Clinton, a former secretary of state, told reporters that ‘his anti-Muslim rhetoric helps the Islamic State group and other militants such as ISIS recruit new fighters’.
Clinton touted her national security credentials at a hastily arranged news conference outside her campaign plane, accusing Trump of using the incidents -- bombings in New York and New Jersey and stabbings at a Minnesota mall -- to make ‘some kind of demagogic point’.
“I'm the only candidate in this race who's been part of the hard decisions to take terrorists off the battlefield. I know how to do this,” she said.
But Trump hit back, saying his Democratic rival and the Obama administration hadn't done enough to quell the group's rise.
"Her attacks on me are all meant to deflect from her record of unleashing this monster of evil on us and on the world,” Trump said at a packed Florida rally, referring to Clinton's tenure as secretary of state.
He also insisted the US should "use whatever lawful methods are available" to get information from the Afghan immigrant arrested in this weekend's bombings.
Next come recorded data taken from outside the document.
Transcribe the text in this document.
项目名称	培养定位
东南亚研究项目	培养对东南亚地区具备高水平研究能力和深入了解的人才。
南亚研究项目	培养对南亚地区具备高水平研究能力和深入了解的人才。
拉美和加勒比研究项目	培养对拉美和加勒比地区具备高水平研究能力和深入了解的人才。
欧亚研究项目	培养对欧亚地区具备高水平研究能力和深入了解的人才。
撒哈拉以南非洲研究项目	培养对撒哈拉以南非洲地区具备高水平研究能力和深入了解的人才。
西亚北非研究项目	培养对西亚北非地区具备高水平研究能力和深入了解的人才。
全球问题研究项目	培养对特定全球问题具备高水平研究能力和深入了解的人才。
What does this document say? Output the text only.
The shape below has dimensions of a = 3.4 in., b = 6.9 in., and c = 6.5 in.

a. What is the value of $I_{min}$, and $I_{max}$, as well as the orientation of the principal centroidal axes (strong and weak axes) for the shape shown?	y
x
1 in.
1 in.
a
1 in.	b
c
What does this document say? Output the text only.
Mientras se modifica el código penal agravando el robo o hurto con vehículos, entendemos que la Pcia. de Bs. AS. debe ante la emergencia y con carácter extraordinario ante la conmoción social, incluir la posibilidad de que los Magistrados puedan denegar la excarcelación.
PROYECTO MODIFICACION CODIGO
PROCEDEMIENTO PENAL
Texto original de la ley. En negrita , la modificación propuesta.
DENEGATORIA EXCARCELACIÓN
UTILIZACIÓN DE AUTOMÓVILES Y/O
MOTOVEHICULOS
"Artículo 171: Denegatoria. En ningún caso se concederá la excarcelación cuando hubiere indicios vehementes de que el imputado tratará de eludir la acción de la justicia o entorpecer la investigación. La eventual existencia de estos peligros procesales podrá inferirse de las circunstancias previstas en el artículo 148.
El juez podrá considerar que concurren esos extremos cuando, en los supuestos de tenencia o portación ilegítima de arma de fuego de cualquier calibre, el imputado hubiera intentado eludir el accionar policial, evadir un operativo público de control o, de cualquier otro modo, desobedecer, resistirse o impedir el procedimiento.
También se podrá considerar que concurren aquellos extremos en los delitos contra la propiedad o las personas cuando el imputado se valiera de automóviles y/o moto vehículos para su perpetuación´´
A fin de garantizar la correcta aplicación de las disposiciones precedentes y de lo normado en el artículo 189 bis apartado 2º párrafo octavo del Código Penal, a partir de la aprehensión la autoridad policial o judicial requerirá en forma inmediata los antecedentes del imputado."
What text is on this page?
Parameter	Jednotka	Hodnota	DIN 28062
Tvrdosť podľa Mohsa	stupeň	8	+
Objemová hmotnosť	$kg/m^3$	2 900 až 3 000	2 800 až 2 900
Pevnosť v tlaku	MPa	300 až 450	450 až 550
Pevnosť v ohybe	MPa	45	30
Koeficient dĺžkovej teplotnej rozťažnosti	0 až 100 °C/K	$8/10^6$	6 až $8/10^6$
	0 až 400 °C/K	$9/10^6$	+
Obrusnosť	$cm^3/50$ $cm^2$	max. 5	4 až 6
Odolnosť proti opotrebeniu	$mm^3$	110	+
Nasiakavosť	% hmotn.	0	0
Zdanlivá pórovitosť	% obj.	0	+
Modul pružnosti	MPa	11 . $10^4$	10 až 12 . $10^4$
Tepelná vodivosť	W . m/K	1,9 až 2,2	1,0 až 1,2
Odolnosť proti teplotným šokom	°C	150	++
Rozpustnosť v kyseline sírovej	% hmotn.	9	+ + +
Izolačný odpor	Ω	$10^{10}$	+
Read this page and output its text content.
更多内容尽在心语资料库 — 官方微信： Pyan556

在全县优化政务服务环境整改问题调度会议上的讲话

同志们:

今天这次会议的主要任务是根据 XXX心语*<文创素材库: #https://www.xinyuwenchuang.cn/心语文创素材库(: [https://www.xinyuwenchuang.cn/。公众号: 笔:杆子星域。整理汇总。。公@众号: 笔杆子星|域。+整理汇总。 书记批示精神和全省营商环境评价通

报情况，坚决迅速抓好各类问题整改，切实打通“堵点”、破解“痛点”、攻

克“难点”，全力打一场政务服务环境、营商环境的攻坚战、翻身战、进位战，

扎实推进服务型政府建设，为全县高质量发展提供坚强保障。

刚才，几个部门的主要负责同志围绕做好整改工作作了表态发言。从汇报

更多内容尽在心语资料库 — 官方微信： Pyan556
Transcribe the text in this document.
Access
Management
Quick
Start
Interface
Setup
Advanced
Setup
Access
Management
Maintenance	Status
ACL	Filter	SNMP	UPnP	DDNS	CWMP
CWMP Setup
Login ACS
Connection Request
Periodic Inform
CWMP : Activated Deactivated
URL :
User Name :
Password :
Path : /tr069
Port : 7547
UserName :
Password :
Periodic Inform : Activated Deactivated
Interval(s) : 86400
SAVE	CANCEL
As several Trump supporters shouted "Hang him!" the Republican presidential candidate bemoaned the fact that Ahmad Khan Rahami, a 28-year-old U.S. citizen originally from Afghanistan, would receive quality medical care and legal representation.
"We must deliver a just and very harsh punishment to these people," he said. "These are enemies, these are combatants and we have to be tough, we have to be strong."
Both candidates moved swiftly to capitalize on investigations into a weekend of violent attacks — bombings in New York and New Jersey and stabbings at a Minnesota mall — casting themselves as most qualified to combat terrorism at home and abroad.
The possibility of a home-grown terrorist plot cast a new shadow over the presidential race, diverting both candidates' attention from the daily controversies of the campaign and giving them a high-profile opportunity to make their case to undecided voters.